Come educare allora? “L’educazione è cosa del cuore e … Dio solo ne è il
padrone” dice Benedetto XVI citando don Bosco. “Il rapporto educativo – continua
il Papa - è per sua natura una cosa
delicata: chiama in causa infatti la libertà dell’altro che, per quanto dolcemente,
viene pur sempre provocata a una decisione. Né i genitori, né i sacerdoti o i catechisti,
né gli altri educatori possono sostituirsi alla libertà” di coloro “a cui si
rivolgono. E specialmente la proposta cristiana interpella a fondo la libertà,
chiamandola alla fede e alla conversione”:
“Oggi un ostacolo particolarmente insidioso all’opera
educativa è costituito dalla massiccia presenza, nella nostra società e
cultura, di quel relativismo che, non riconoscendo nulla come definitivo,
lascia come ultima misura solo il proprio io con le sue voglie, e sotto
l’apparenza della libertà diventa per ciascuno una prigione e separa l’uno
dall’altro perché ognuno è chiuso dentro il proprio io”.
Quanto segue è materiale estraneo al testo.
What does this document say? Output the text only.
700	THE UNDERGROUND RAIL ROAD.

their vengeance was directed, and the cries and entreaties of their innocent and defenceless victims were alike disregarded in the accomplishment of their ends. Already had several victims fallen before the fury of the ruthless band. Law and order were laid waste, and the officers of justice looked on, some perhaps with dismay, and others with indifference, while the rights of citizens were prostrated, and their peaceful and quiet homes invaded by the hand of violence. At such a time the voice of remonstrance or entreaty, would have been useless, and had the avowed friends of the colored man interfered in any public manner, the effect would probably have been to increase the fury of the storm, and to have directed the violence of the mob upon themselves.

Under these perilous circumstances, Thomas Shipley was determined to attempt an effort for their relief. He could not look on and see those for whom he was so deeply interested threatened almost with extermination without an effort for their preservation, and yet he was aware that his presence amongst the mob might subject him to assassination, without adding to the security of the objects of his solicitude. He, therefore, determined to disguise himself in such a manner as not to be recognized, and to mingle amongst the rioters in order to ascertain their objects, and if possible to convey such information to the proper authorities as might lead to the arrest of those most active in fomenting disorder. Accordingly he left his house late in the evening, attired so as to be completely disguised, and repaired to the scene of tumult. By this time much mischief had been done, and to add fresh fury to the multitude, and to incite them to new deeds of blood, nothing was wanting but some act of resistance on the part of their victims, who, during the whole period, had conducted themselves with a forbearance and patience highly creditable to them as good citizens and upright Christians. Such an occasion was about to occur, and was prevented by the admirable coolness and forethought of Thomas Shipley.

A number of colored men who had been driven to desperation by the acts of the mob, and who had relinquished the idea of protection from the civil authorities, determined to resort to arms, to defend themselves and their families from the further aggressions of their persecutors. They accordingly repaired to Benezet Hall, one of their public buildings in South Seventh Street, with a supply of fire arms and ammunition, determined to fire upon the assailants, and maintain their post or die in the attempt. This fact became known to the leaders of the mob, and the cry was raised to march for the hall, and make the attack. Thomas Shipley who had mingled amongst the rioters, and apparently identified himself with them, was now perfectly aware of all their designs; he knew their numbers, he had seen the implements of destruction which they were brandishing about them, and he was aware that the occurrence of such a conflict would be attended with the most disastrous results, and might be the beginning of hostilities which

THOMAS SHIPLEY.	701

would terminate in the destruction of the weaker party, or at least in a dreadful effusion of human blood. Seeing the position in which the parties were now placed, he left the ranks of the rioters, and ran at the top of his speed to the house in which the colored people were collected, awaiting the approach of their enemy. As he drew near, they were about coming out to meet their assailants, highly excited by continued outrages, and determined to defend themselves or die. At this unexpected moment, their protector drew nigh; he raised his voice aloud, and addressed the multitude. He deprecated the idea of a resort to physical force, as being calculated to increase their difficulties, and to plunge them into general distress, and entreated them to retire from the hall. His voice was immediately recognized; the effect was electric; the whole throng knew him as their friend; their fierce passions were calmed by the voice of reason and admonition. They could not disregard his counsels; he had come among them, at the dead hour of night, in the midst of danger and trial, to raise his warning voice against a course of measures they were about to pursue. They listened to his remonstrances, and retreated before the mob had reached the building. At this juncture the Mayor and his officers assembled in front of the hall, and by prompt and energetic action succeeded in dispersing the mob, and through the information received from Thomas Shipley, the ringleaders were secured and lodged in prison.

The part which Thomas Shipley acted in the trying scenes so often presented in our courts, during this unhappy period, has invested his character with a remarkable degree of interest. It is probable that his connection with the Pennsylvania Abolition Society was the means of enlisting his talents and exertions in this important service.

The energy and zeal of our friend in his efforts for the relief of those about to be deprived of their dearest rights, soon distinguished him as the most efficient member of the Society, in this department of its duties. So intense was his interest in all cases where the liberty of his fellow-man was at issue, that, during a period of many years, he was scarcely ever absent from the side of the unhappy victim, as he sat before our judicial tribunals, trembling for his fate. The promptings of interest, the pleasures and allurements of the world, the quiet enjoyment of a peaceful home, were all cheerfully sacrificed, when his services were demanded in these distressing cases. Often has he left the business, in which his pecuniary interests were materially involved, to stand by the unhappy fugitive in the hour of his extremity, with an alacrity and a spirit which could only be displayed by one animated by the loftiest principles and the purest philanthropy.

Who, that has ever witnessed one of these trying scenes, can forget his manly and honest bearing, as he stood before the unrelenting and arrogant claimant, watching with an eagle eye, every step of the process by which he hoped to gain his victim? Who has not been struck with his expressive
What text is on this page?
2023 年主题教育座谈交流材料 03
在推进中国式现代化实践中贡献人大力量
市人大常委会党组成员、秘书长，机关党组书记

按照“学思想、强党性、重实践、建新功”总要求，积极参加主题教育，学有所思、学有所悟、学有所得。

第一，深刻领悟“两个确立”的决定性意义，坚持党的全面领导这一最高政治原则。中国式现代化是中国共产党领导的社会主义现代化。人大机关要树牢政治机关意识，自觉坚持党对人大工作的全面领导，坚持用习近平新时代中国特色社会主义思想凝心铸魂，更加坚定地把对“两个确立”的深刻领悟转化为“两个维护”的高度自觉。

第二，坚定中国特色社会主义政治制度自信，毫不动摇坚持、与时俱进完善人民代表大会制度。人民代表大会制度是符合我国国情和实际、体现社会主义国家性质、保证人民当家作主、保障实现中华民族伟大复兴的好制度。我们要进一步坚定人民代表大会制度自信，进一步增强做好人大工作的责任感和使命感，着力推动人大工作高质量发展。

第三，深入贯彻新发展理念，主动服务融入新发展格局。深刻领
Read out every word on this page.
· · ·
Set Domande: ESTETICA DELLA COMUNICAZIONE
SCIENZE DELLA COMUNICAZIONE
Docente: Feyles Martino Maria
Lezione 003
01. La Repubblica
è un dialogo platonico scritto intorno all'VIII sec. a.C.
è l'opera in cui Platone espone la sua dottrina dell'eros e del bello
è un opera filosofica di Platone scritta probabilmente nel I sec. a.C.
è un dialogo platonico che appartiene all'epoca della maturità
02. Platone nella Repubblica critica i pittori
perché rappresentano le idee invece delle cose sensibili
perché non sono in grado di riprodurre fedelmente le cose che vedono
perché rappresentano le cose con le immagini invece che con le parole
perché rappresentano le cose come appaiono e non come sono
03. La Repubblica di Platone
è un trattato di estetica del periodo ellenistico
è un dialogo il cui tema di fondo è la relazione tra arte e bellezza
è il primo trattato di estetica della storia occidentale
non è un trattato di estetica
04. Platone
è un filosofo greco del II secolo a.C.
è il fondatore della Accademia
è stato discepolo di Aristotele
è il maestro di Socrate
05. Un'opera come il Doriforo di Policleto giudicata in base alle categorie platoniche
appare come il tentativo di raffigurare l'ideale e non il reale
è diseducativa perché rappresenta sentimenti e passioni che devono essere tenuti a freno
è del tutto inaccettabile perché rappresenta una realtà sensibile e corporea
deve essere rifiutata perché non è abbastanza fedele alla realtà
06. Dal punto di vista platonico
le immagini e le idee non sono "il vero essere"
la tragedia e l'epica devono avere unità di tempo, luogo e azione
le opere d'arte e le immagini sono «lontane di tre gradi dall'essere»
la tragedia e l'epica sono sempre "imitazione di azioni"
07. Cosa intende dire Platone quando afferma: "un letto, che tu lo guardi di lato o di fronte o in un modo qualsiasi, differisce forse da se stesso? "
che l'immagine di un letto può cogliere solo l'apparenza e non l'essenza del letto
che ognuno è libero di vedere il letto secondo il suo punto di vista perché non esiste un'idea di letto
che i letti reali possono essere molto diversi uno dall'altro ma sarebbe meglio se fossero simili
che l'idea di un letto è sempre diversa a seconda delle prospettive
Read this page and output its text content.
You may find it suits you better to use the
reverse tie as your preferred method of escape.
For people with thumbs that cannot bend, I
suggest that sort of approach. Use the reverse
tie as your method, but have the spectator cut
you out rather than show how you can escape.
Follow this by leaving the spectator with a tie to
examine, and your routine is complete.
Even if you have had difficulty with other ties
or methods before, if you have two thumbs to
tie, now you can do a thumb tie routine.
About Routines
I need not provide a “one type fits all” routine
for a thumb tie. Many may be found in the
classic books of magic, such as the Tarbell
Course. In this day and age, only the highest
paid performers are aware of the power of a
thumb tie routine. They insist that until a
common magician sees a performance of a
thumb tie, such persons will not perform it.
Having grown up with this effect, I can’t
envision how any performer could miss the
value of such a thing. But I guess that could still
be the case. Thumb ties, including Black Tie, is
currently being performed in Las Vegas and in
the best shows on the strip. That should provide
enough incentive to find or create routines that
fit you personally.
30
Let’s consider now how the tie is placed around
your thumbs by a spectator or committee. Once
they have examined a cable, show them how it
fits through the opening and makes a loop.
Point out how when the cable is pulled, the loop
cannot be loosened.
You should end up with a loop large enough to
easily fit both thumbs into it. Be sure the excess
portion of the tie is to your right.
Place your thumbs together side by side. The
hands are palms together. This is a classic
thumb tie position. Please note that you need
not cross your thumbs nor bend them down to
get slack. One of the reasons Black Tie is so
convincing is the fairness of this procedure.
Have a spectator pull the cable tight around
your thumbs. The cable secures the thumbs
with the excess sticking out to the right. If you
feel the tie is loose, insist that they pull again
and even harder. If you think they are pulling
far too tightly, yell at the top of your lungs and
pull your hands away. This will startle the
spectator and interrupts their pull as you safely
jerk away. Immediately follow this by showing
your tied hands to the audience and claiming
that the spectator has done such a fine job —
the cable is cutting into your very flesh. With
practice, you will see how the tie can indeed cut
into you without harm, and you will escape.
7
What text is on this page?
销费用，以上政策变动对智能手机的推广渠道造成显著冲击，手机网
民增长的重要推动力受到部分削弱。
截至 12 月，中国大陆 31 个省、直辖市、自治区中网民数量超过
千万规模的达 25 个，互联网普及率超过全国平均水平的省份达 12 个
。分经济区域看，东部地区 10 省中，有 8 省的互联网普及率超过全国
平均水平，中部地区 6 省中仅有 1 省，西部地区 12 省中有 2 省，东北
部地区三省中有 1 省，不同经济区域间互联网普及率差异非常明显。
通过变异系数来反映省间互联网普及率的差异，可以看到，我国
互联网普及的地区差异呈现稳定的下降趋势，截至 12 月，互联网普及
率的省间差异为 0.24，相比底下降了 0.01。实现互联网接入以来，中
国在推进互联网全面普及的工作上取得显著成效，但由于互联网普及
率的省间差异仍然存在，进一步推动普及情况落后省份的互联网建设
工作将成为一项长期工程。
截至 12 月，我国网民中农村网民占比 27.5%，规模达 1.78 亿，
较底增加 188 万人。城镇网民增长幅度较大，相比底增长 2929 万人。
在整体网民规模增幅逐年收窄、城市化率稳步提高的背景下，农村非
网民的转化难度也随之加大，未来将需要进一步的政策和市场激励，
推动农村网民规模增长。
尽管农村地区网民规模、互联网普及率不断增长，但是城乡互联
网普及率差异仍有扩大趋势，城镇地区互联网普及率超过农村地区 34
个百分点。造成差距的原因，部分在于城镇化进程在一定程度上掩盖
Dentro a un tale orizzonte relativistico – prosegue Benedetto XVI - non è possibile, quindi, una vera
educazione: senza la luce della verità; prima o poi ogni persona è infatti
condannata a dubitare della bontà della sua stessa vita e dei rapporti che la
costituiscono, della validità del suo impegno per costruire con gli altri
qualcosa in comune”. E la libertà riguarda
anche l’educazione al matrimonio indissolubile: si tratta di un sì
definitivo – ribadisce il Papa - “con
il quale i coniugi assumono la responsabilità pubblica della fedeltà che
garantisce anche per la comunità il futuro”:
“Il “sì” significa “sempre”, costituisce lo spazio della fedeltà. Solo
all’interno di esso può crescere quella fede che dà un futuro e consente che i
figli, frutto dell’amore, credano nell’uomo e nel suo futuro anche in tempi
difficili. La libertà del “sì” si rivela dunque libertà capace di assumere ciò
che è definitivo: la più grande espressione della libertà non è allora la
ricerca del piacere, senza mai giungere a una vera decisione; apparentemente
questa sembra la espressione della libertà ma non è vero perché la libertà è
invece la capacità di decidersi per un dono definitivo, nel quale la libertà,
donandosi, ritrova pienamente se stessa”.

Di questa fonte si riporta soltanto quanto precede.